Thursday, January 8, 2009

Drowning in Debt

You hear the term "drowning in debt" used a lot in regards to American consumers. The credit card is king. Just listen to the radio or watch TV for a short time and you'll be inundated with credit help offers. "Erase your debt!", "Consolidate those cards!", every few minutes another company offers you their services to make that debt prison you're in go away.

It's not just credit cards - it's 6 or even 7 year car loans, it's mortgages, it's losing your job. What many don't grasp, however, is that this statement is also true of our government. You see, as a nation, our Gov has been spending far more than it makes for some time now. That money has to come from somewhere, and in order to avoid large amounts of crippling inflation, that money in large part comes from foreign nations, such as China.

That money funds all those Federal entitlement programs, the military, the national road infrastructure, everything really. Unfortunately, we have had a group running this country for some time now that hasn't really paid much attention to making sure that the innies meet or exceed the outies - that is, income is less than or equal to spending.

So the country is entering a debt prison. At the moment, that number stands at somewhere around $10.6 trillion (with a T). Our gross domestic product, the measurement of all spending and production in the country (which includes, by the way, spending by the government) is around $13 trillion. That number, however, is just what was produced - not the amount that came into the government. While there are other sources of income, Federal Income tax for 2006 was only $2 trillion. That's an awful big spread.

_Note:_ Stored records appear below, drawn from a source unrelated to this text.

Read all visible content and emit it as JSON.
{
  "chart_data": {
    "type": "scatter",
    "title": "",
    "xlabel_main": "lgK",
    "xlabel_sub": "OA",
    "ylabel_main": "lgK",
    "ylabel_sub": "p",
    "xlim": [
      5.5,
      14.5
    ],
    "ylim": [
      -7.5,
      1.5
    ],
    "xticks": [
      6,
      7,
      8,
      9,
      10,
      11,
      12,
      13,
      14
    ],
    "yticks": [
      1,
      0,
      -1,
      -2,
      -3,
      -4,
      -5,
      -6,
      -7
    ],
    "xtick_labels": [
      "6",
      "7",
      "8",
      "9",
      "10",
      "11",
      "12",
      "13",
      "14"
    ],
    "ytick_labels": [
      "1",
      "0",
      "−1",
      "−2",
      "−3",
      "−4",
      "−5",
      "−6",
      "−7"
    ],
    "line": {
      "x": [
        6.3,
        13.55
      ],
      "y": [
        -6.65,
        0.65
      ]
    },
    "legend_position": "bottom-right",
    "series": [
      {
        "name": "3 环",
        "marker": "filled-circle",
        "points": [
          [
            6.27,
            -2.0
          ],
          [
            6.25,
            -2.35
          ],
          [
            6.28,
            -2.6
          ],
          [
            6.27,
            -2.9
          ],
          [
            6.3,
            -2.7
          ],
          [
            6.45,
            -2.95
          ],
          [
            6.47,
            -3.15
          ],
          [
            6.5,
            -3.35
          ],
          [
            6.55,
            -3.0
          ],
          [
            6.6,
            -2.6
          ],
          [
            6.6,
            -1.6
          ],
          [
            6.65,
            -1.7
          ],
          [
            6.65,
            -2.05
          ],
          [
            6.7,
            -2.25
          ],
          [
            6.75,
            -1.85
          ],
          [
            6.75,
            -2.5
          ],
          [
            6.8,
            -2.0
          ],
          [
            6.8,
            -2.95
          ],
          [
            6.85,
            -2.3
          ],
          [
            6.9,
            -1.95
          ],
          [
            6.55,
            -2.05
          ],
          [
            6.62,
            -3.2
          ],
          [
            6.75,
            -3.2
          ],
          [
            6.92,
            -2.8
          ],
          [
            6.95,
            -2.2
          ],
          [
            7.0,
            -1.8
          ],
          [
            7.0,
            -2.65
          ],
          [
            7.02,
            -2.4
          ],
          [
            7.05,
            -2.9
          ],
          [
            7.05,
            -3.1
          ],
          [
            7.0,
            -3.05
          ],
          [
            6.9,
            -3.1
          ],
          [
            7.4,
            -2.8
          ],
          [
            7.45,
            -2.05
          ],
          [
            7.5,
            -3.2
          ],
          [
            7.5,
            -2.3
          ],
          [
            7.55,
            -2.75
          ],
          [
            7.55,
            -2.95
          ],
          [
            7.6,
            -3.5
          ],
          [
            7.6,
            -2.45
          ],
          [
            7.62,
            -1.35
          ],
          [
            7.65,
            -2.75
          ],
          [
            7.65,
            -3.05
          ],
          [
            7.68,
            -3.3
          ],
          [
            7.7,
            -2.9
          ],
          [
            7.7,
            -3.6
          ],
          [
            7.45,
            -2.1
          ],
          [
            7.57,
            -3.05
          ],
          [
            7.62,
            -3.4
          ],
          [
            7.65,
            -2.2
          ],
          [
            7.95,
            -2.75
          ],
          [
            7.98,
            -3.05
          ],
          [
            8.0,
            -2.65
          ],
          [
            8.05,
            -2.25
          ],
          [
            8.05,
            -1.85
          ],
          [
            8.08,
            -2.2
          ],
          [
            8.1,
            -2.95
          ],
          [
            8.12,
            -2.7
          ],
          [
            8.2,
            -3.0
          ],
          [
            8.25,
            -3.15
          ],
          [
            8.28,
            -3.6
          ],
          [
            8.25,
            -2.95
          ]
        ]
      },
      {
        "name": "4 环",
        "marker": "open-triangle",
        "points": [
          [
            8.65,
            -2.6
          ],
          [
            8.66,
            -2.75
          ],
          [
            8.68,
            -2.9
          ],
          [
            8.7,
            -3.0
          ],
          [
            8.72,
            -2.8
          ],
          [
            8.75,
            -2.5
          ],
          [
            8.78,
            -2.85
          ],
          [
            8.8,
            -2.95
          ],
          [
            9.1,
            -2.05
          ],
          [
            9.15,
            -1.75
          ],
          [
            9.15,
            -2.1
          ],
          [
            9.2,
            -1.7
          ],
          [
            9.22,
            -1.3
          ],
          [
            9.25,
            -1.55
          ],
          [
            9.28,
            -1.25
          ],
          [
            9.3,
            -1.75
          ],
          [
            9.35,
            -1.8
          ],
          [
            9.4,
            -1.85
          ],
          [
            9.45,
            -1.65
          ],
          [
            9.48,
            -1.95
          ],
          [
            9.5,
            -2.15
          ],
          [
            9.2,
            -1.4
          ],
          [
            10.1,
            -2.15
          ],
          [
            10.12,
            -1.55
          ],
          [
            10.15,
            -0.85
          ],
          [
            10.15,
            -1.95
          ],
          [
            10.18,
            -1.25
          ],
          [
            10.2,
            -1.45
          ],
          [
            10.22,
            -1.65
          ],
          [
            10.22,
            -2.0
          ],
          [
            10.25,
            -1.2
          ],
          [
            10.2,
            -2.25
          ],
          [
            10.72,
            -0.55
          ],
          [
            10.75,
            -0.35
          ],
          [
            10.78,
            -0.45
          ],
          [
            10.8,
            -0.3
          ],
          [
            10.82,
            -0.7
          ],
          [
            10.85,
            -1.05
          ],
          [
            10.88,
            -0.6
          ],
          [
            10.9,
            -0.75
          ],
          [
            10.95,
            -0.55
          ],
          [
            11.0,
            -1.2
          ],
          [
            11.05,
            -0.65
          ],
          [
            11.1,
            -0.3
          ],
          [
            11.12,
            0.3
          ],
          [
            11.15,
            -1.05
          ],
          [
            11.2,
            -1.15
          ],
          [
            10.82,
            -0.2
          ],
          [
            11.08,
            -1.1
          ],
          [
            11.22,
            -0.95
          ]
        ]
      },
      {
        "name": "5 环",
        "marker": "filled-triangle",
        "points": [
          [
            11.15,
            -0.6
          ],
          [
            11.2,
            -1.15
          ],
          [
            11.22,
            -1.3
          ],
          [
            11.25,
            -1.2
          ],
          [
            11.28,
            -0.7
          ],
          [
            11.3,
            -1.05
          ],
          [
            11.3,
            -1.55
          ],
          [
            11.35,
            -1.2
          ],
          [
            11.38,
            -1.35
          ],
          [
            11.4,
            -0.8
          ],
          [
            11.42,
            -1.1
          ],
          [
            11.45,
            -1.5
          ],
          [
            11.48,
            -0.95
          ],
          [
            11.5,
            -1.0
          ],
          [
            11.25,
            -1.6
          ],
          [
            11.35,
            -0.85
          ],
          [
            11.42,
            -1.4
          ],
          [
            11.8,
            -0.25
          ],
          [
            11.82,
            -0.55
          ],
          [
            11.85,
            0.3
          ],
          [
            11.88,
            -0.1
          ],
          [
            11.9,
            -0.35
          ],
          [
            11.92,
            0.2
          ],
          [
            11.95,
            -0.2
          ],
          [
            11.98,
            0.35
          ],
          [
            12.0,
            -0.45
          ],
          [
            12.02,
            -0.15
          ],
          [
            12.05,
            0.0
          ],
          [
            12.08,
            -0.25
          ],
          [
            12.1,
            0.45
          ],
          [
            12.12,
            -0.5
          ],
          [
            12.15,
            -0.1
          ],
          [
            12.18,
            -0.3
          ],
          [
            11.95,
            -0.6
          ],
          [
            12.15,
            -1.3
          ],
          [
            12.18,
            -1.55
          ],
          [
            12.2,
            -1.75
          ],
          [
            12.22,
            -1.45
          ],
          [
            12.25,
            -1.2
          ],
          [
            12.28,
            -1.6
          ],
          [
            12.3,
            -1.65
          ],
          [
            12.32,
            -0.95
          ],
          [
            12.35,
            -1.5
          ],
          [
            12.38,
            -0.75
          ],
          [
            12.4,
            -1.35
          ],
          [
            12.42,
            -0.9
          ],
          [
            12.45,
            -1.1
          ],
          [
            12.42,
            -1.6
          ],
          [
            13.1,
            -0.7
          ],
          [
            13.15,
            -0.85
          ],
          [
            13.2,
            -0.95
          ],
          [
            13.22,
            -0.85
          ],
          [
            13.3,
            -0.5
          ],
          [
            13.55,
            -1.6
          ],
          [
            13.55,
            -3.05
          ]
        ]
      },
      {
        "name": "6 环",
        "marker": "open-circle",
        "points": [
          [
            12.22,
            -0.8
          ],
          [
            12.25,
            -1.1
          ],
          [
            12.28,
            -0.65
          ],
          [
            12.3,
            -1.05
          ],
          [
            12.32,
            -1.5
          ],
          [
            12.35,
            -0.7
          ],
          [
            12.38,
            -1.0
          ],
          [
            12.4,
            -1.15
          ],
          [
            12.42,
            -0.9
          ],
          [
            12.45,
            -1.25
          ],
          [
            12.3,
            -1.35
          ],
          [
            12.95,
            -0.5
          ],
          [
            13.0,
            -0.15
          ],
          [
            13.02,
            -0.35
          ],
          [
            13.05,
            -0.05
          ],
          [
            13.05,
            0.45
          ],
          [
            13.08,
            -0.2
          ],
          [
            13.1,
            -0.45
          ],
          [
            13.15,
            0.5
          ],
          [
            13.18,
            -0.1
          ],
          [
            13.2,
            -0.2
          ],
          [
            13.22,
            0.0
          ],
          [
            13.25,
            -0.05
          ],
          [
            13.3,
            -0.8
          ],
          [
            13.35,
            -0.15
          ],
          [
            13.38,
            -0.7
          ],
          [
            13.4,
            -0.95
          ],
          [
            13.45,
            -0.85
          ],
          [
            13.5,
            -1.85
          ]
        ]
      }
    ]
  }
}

Why is this important? The current ability for our government to pay for its programs, its military, again, everything is hinged on continuing to receive money from foreign investment. And now this:

U.S. debt is losing its appeal in China

Sure, there are other sources of income, but this may be the start of a trend. You do not continue to fund a company, or in this case a nation, past the point that they can not pay it back. You also can not give money to someone if you need it to keep yourself solvent and alive.

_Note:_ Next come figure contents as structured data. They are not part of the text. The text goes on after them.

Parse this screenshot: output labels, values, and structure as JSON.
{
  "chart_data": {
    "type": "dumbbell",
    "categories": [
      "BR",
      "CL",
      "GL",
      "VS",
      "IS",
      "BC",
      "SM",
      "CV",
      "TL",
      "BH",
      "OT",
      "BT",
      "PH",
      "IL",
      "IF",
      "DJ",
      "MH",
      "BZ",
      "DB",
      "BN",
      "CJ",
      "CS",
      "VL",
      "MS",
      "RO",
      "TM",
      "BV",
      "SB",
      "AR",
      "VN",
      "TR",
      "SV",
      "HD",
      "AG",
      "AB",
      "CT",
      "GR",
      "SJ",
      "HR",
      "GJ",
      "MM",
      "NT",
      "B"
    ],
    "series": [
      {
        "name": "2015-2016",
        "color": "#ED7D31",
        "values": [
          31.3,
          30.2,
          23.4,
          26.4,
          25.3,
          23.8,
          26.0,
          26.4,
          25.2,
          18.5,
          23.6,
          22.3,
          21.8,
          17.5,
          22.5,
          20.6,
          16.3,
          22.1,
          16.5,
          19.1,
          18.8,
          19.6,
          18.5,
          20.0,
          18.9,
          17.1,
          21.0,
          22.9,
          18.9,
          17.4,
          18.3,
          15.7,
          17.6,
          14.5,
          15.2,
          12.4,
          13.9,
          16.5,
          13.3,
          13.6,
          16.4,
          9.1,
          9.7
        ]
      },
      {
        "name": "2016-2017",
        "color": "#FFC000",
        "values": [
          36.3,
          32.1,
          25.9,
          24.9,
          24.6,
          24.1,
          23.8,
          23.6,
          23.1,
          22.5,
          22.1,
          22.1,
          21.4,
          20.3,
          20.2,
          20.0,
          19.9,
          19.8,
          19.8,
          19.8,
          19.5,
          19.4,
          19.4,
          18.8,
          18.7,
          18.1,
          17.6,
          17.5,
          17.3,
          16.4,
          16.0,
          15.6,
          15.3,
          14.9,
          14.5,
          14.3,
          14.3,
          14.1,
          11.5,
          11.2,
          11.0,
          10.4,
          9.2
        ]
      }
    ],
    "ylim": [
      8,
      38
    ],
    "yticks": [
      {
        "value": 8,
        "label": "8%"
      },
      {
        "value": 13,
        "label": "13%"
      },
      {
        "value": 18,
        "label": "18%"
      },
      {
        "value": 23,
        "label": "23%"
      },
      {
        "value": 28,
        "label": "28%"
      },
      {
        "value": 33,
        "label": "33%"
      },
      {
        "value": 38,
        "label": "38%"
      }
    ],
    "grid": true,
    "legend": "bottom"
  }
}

How long will it be before foreign nations decide they'd rather see the money they've already invested come back before they give us any more? What will this do to you and your job? What are you doing to minimize your risk? Further, what happens when your nation's economy hits the tank and you need the money you'd otherwise be investing in US Treasuries to keep your own people fed and happy? Those funds dry right up.

A great writeup from Denninger is available here. Definitely required reading. The red line he references now links to the link I've provided above.

For a nice thought exercise, check out the list and valuation of foreign holders of treasury bonds - essentially our nation's credit card debt. How many on that list are unfriendly to our freedom and policies? What do you think might happen if we become unable to repay them?